Former 2016 Republican presidential candidate Jeb Bush said he thinks a Republican should challenge President Donald Trump in next year's election, arguing the party "ought to be a given a choice."
"I think someone should run. Just because Republicans ought to be given a choice," said Bush, who also served as the governor of Florida, in an interview with David Axelrod that will air Saturday on "The Axe Files." He added that beating Trump in 2020 will be difficult for anyone because "he has a strong, loyal base" and "it's hard to beat a sitting president."
"But to have a conversation about what it is to be a conservative I think is important," he added. "And our country needs to have competing ideologies that people -- that are dynamic, that focus on the world we're in and the world we're moving towards rather than revert back to a nostalgic time."
Bush's comments came as he was discussing Maryland Republican Gov. Larry Hogan, whose inauguration speech in January caused some to question whether or not he was eyeing a 2020 bid.
In his own speech at the inauguration, Bush lauded Hogan, regarding him as being "at the top of a list of leaders that I admire today because what's happening here in Annapolis is the antithesis of what's happening in Washington, DC, these days."
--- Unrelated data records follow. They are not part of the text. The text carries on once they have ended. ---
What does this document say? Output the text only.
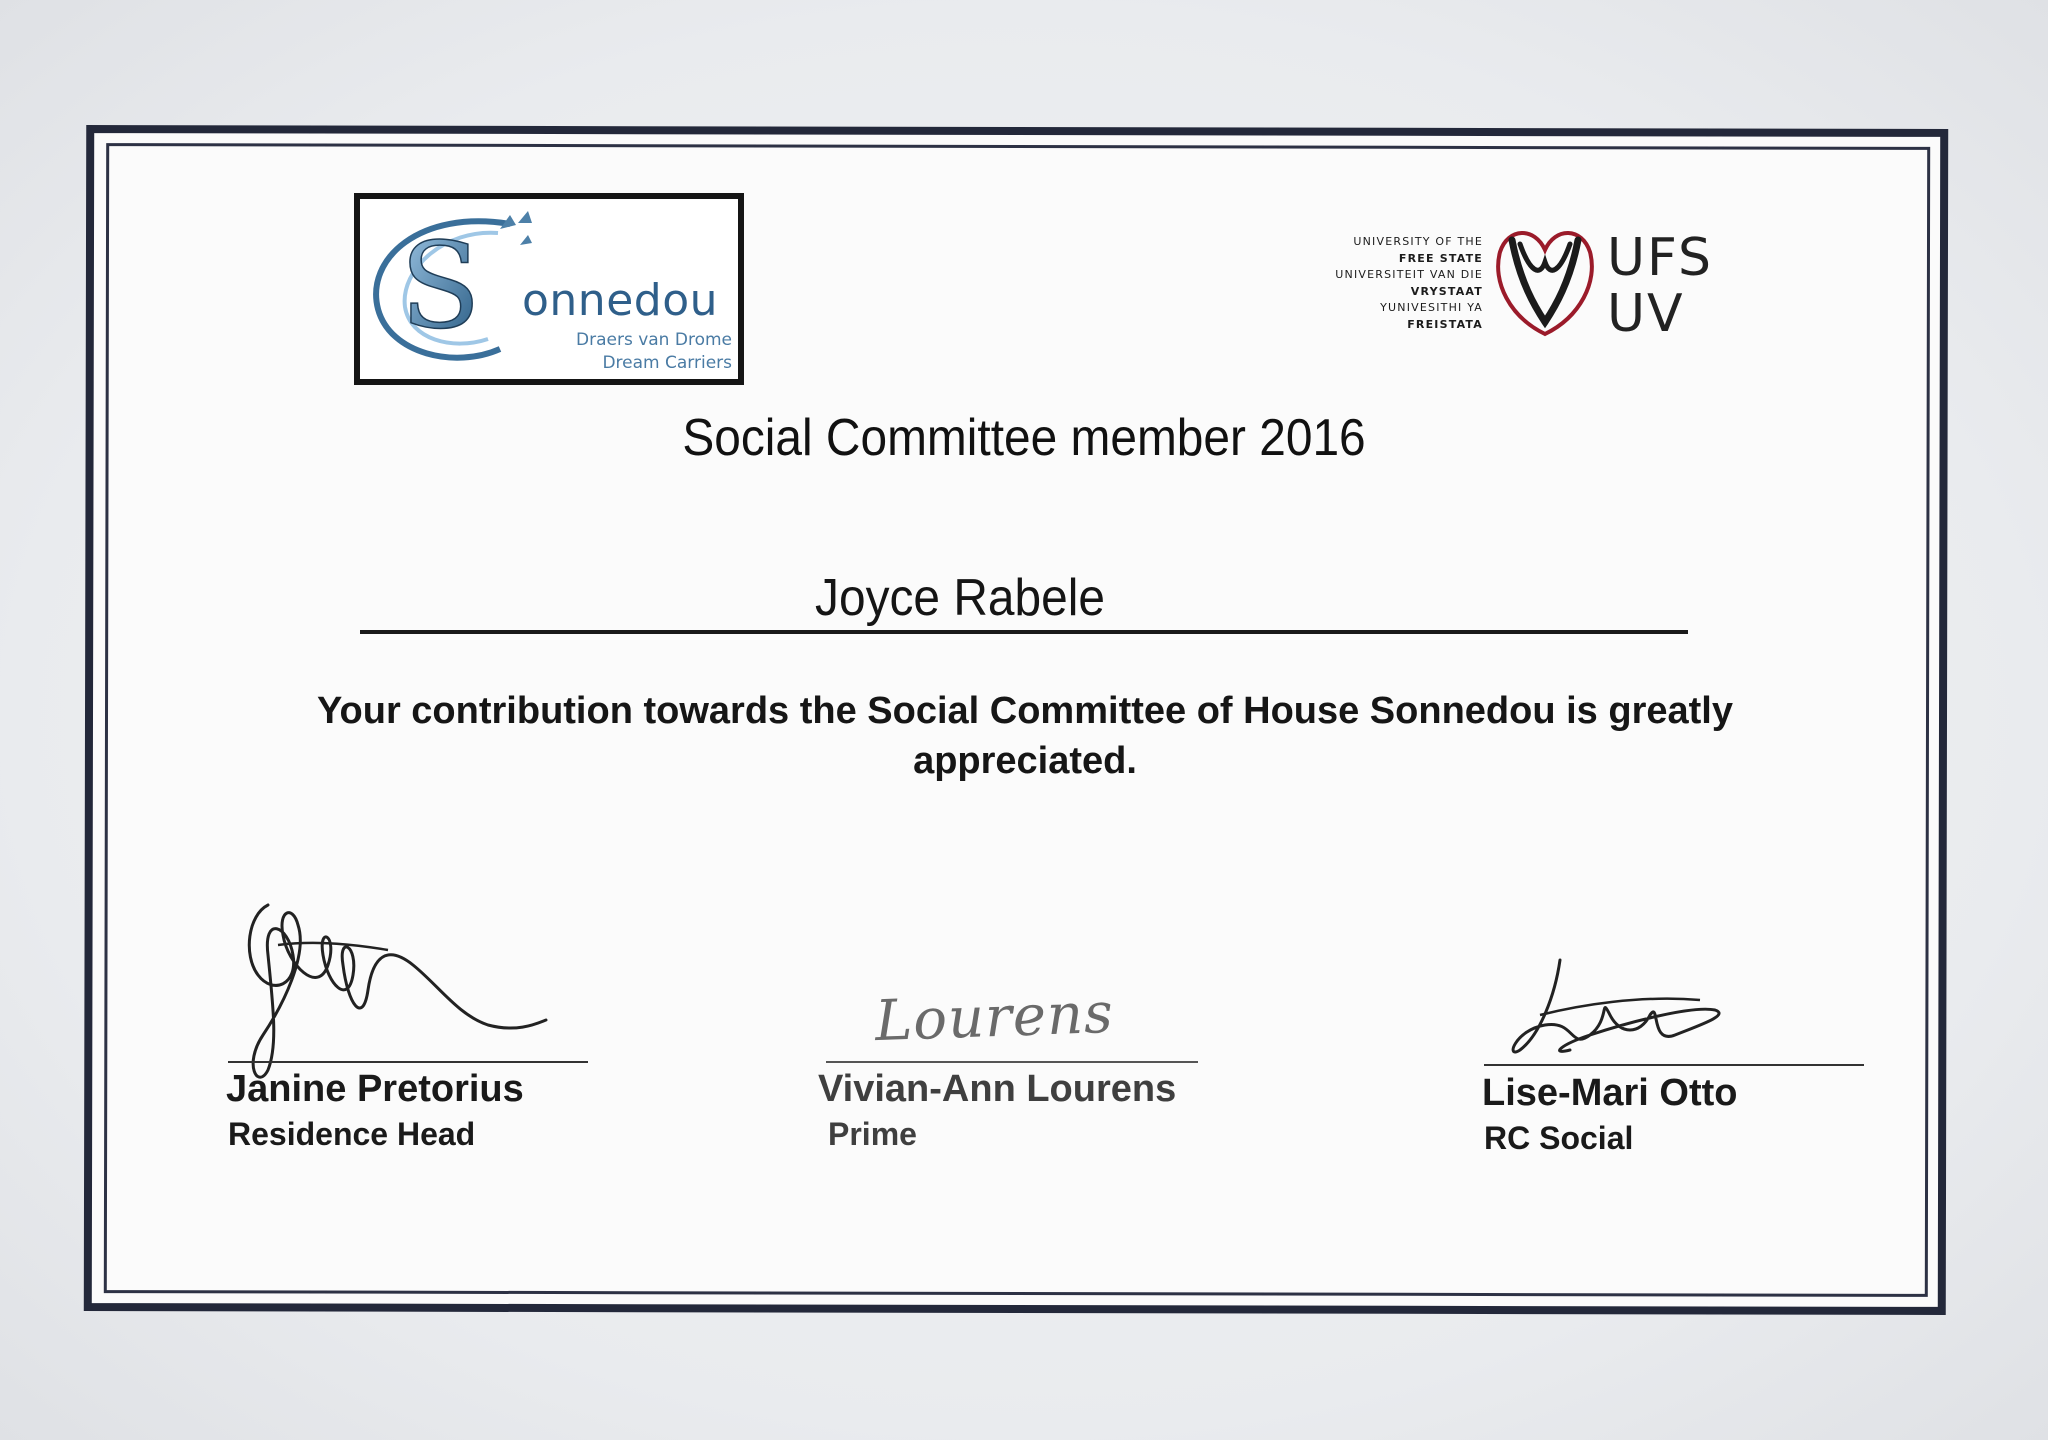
S onnedou
Draers van Drome
Dream Carriers
UNIVERSITY OF THE
FREE STATE
UNIVERSITEIT VAN DIE
VRYSTAAT
YUNIVESITHI YA
FREISTATA
UFS
UV
Social Committee member 2016
Joyce Rabele
Your contribution towards the Social Committee of House Sonnedou is greatly appreciated.
Janine Pretorius
Residence Head
Lourens
Vivian-Ann Lourens
Prime
Lise-Mari Otto
RC Social
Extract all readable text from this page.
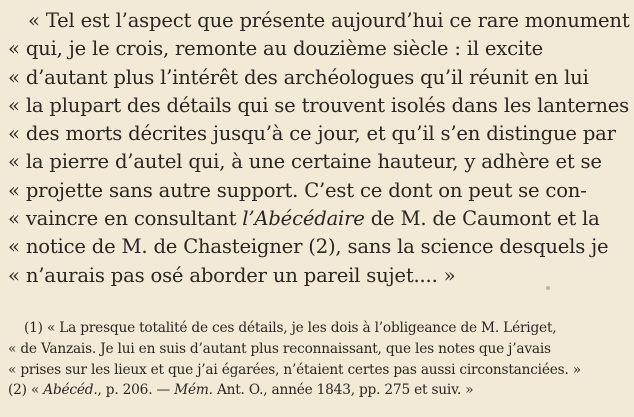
« Tel est l’aspect que présente aujourd’hui ce rare monument
« qui, je le crois, remonte au douzième siècle : il excite
« d’autant plus l’intérêt des archéologues qu’il réunit en lui
« la plupart des détails qui se trouvent isolés dans les lanternes
« des morts décrites jusqu’à ce jour, et qu’il s’en distingue par
« la pierre d’autel qui, à une certaine hauteur, y adhère et se
« projette sans autre support. C’est ce dont on peut se con-
« vaincre en consultant l’Abécédaire de M. de Caumont et la
« notice de M. de Chasteigner (2), sans la science desquels je
« n’aurais pas osé aborder un pareil sujet.... »
(1) « La presque totalité de ces détails, je les dois à l’obligeance de M. Lériget,
« de Vanzais. Je lui en suis d’autant plus reconnaissant, que les notes que j’avais
« prises sur les lieux et que j’ai égarées, n’étaient certes pas aussi circonstanciées. »
(2) « Abécéd., p. 206. — Mém. Ant. O., année 1843, pp. 275 et suiv. »
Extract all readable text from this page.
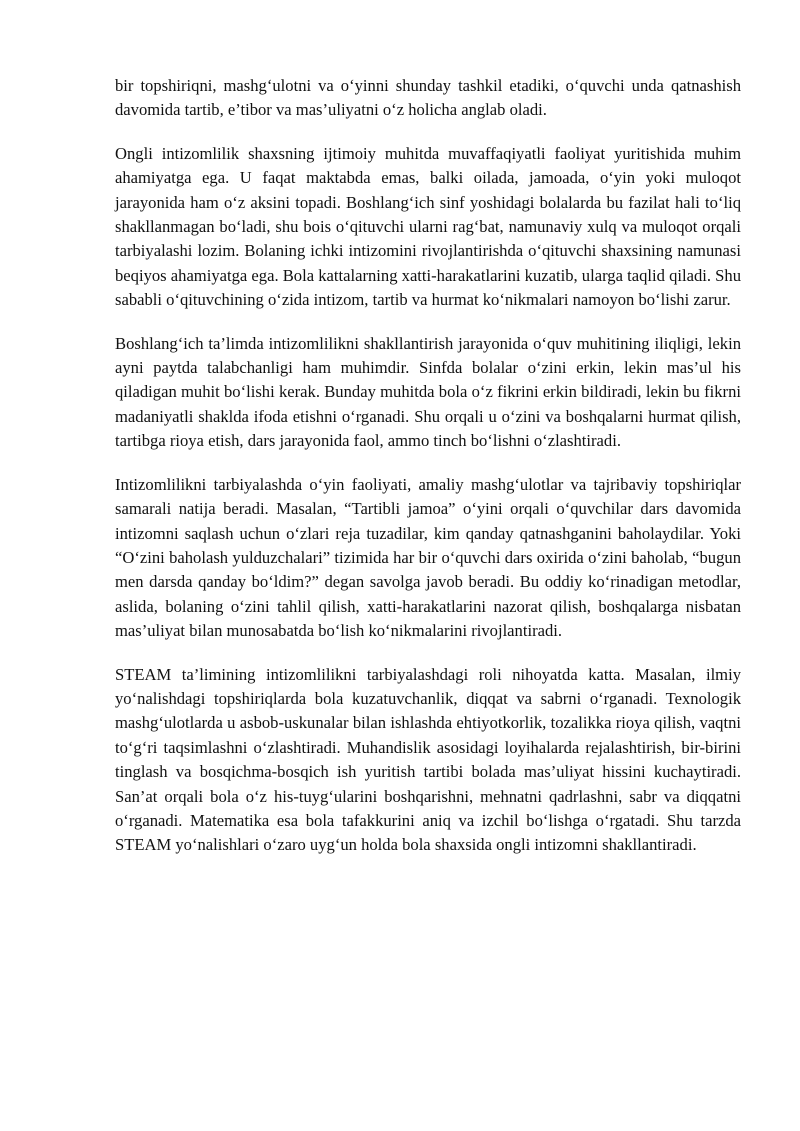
bir topshiriqni, mashg‘ulotni va o‘yinni shunday tashkil etadiki, o‘quvchi unda qatnashish davomida tartib, e’tibor va mas’uliyatni o‘z holicha anglab oladi.

Ongli intizomlilik shaxsning ijtimoiy muhitda muvaffaqiyatli faoliyat yuritishida muhim ahamiyatga ega. U faqat maktabda emas, balki oilada, jamoada, o‘yin yoki muloqot jarayonida ham o‘z aksini topadi. Boshlang‘ich sinf yoshidagi bolalarda bu fazilat hali to‘liq shakllanmagan bo‘ladi, shu bois o‘qituvchi ularni rag‘bat, namunaviy xulq va muloqot orqali tarbiyalashi lozim. Bolaning ichki intizomini rivojlantirishda o‘qituvchi shaxsining namunasi beqiyos ahamiyatga ega. Bola kattalarning xatti-harakatlarini kuzatib, ularga taqlid qiladi. Shu sababli o‘qituvchining o‘zida intizom, tartib va hurmat ko‘nikmalari namoyon bo‘lishi zarur.

Boshlang‘ich ta’limda intizomlilikni shakllantirish jarayonida o‘quv muhitining iliqligi, lekin ayni paytda talabchanligi ham muhimdir. Sinfda bolalar o‘zini erkin, lekin mas’ul his qiladigan muhit bo‘lishi kerak. Bunday muhitda bola o‘z fikrini erkin bildiradi, lekin bu fikrni madaniyatli shaklda ifoda etishni o‘rganadi. Shu orqali u o‘zini va boshqalarni hurmat qilish, tartibga rioya etish, dars jarayonida faol, ammo tinch bo‘lishni o‘zlashtiradi.

Intizomlilikni tarbiyalashda o‘yin faoliyati, amaliy mashg‘ulotlar va tajribaviy topshiriqlar samarali natija beradi. Masalan, “Tartibli jamoa” o‘yini orqali o‘quvchilar dars davomida intizomni saqlash uchun o‘zlari reja tuzadilar, kim qanday qatnashganini baholaydilar. Yoki “O‘zini baholash yulduzchalari” tizimida har bir o‘quvchi dars oxirida o‘zini baholab, “bugun men darsda qanday bo‘ldim?” degan savolga javob beradi. Bu oddiy ko‘rinadigan metodlar, aslida, bolaning o‘zini tahlil qilish, xatti-harakatlarini nazorat qilish, boshqalarga nisbatan mas’uliyat bilan munosabatda bo‘lish ko‘nikmalarini rivojlantiradi.

STEAM ta’limining intizomlilikni tarbiyalashdagi roli nihoyatda katta. Masalan, ilmiy yo‘nalishdagi topshiriqlarda bola kuzatuvchanlik, diqqat va sabrni o‘rganadi. Texnologik mashg‘ulotlarda u asbob-uskunalar bilan ishlashda ehtiyotkorlik, tozalikka rioya qilish, vaqtni to‘g‘ri taqsimlashni o‘zlashtiradi. Muhandislik asosidagi loyihalarda rejalashtirish, bir-birini tinglash va bosqichma-bosqich ish yuritish tartibi bolada mas’uliyat hissini kuchaytiradi. San’at orqali bola o‘z his-tuyg‘ularini boshqarishni, mehnatni qadrlashni, sabr va diqqatni o‘rganadi. Matematika esa bola tafakkurini aniq va izchil bo‘lishga o‘rgatadi. Shu tarzda STEAM yo‘nalishlari o‘zaro uyg‘un holda bola shaxsida ongli intizomni shakllantiradi.
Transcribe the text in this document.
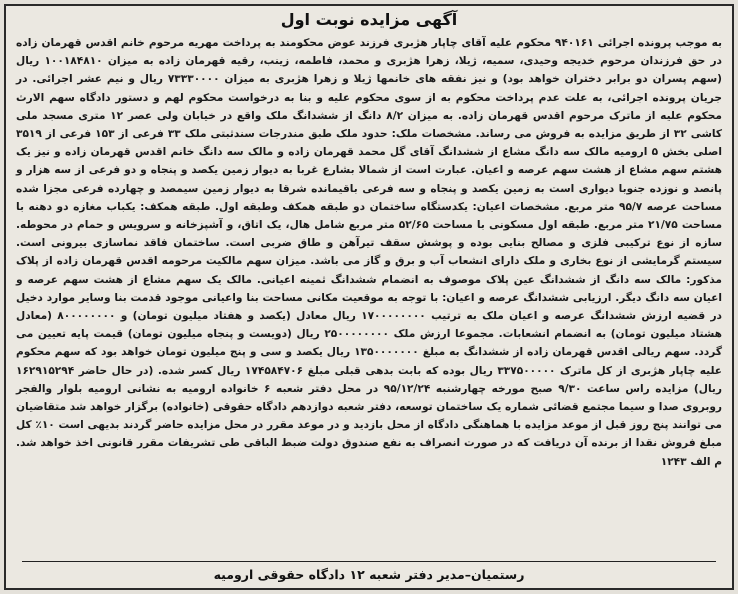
آگهی مزایده نوبت اول
به موجب پرونده اجرائی ۹۴۰۱۶۱ محکوم علیه آقای چاپار هژبری فرزند عوض محکومند به پرداخت مهریه مرحوم خانم اقدس قهرمان زاده در حق فرزندان مرحوم خدیجه وحیدی، سمیه، ژیلا، زهرا هژبری و محمد، فاطمه، زینب، رقیه قهرمان زاده به میزان ۱۰۰۱۸۴۸۱۰ ریال (سهم پسران دو برابر دختران خواهد بود) و نیز نفقه های خانمها ژیلا و زهرا هژبری به میزان ۷۳۳۳۰۰۰۰ ریال و نیم عشر اجرائی. در جریان پرونده اجرائی، به علت عدم پرداخت محکوم به از سوی محکوم علیه و بنا به درخواست محکوم لهم و دستور دادگاه سهم الارث محکوم علیه از ماترک مرحوم اقدس قهرمان زاده. به میزان ۸/۲ دانگ از ششدانگ ملک واقع در خیابان ولی عصر ۱۲ متری مسجد ملی کاشی ۳۲ از طریق مزایده به فروش می رساند. مشخصات ملک: حدود ملک طبق مندرجات سندثبتی ملک ۳۳ فرعی از ۱۵۳ فرعی از ۳۵۱۹ اصلی بخش ۵ ارومیه مالک سه دانگ مشاع از ششدانگ آقای گل محمد قهرمان زاده و مالک سه دانگ خانم اقدس قهرمان زاده و نیز یک هشتم سهم مشاع از هشت سهم عرصه و اعیان. عبارت است از شمالا بشارع غربا به دیوار زمین یکصد و پنجاه و دو فرعی از سه هزار و پانصد و نوزده جنوبا دیواری است به زمین یکصد و پنجاه و سه فرعی باقیمانده شرقا به دیوار زمین سیمصد و چهارده فرعی مجزا شده مساحت عرصه ۹۵/۷ متر مربع. مشخصات اعیان: یکدستگاه ساختمان دو طبقه همکف وطبقه اول. طبقه همکف: یکباب مغازه دو دهنه با مساحت ۲۱/۷۵ متر مربع. طبقه اول مسکونی با مساحت ۵۲/۶۵ متر مربع شامل هال، یک اتاق، و آشپزخانه و سرویس و حمام در محوطه. سازه از نوع ترکیبی فلزی و مصالح بنایی بوده و پوشش سقف تیرآهن و طاق ضربی است. ساختمان فاقد نماسازی بیرونی است. سیستم گرمایشی از نوع بخاری و ملک دارای انشعاب آب و برق و گاز می باشد. میزان سهم مالکیت مرحومه اقدس قهرمان زاده از پلاک مذکور: مالک سه دانگ از ششدانگ عین پلاک موصوف به انضمام ششدانگ ثمینه اعیانی. مالک یک سهم مشاع از هشت سهم عرصه و اعیان سه دانگ دیگر. ارزیابی ششدانگ عرصه و اعیان: با توجه به موقعیت مکانی مساحت بنا واعیانی موجود قدمت بنا وسایر موارد دخیل در قضیه ارزش ششدانگ عرصه و اعیان ملک به ترتیب ۱۷۰۰۰۰۰۰۰۰ ریال معادل (یکصد و هفتاد میلیون تومان) و ۸۰۰۰۰۰۰۰۰ (معادل هشتاد میلیون تومان) به انضمام انشعابات. مجموعا ارزش ملک ۲۵۰۰۰۰۰۰۰۰ ریال (دویست و پنجاه میلیون تومان) قیمت پایه تعیین می گردد. سهم ریالی اقدس قهرمان زاده از ششدانگ به مبلغ ۱۳۵۰۰۰۰۰۰۰ ریال یکصد و سی و پنج میلیون تومان خواهد بود که سهم محکوم علیه چاپار هژبری از کل ماترک ۳۳۷۵۰۰۰۰۰ ریال بوده که بابت بدهی قبلی مبلغ ۱۷۴۵۸۴۷۰۶ ریال کسر شده. (در حال حاضر ۱۶۲۹۱۵۲۹۴ ریال) مزایده راس ساعت ۹/۳۰ صبح مورخه چهارشنبه ۹۵/۱۲/۲۴ در محل دفتر شعبه ۶ خانواده ارومیه به نشانی ارومیه بلوار والفجر روبروی صدا و سیما مجتمع قضائی شماره یک ساختمان توسعه، دفتر شعبه دوازدهم دادگاه حقوقی (خانواده) برگزار خواهد شد متقاضیان می توانند پنج روز قبل از موعد مزایده با هماهنگی دادگاه از محل بازدید و در موعد مقرر در محل مزایده حاضر گردند بدیهی است ۱۰٪ کل مبلغ فروش نقدا از برنده آن دریافت که در صورت انصراف به نفع صندوق دولت ضبط الباقی طی تشریفات مقرر قانونی اخذ خواهد شد. م الف ۱۲۴۳
رستمیان–مدیر دفتر شعبه ۱۲ دادگاه حقوقی ارومیه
"I didn't realize I was part of his pre-campaign," Bush quipped during his interview with Axelrod, adding that when he heard the speech, "I kind of got a sense that maybe this was an opening, at least, for (Hogan) to consider (a presidential run)."
In the weeks following his inauguration, Hogan, a moderate Republican, told CNN he hasn't closed the door to challenging Trump in a Republican primary.
"People are talking to me about it," he said at the the time. "I'm flattered people are saying that and including me in those discussions. My focus, my plan right now is to stay here for four years and do the best job I can in Maryland, but I've said, 'You never say never.' Who knows what's going to happen."
Bush didn't say whether or not he's spoken to Hogan about a potential run, instead offering advice to Republicans ahead of the election by telling Axelrod that the party needs to "offer a compelling alternative" to Democratic ideas rather than just calling their ideas "bad."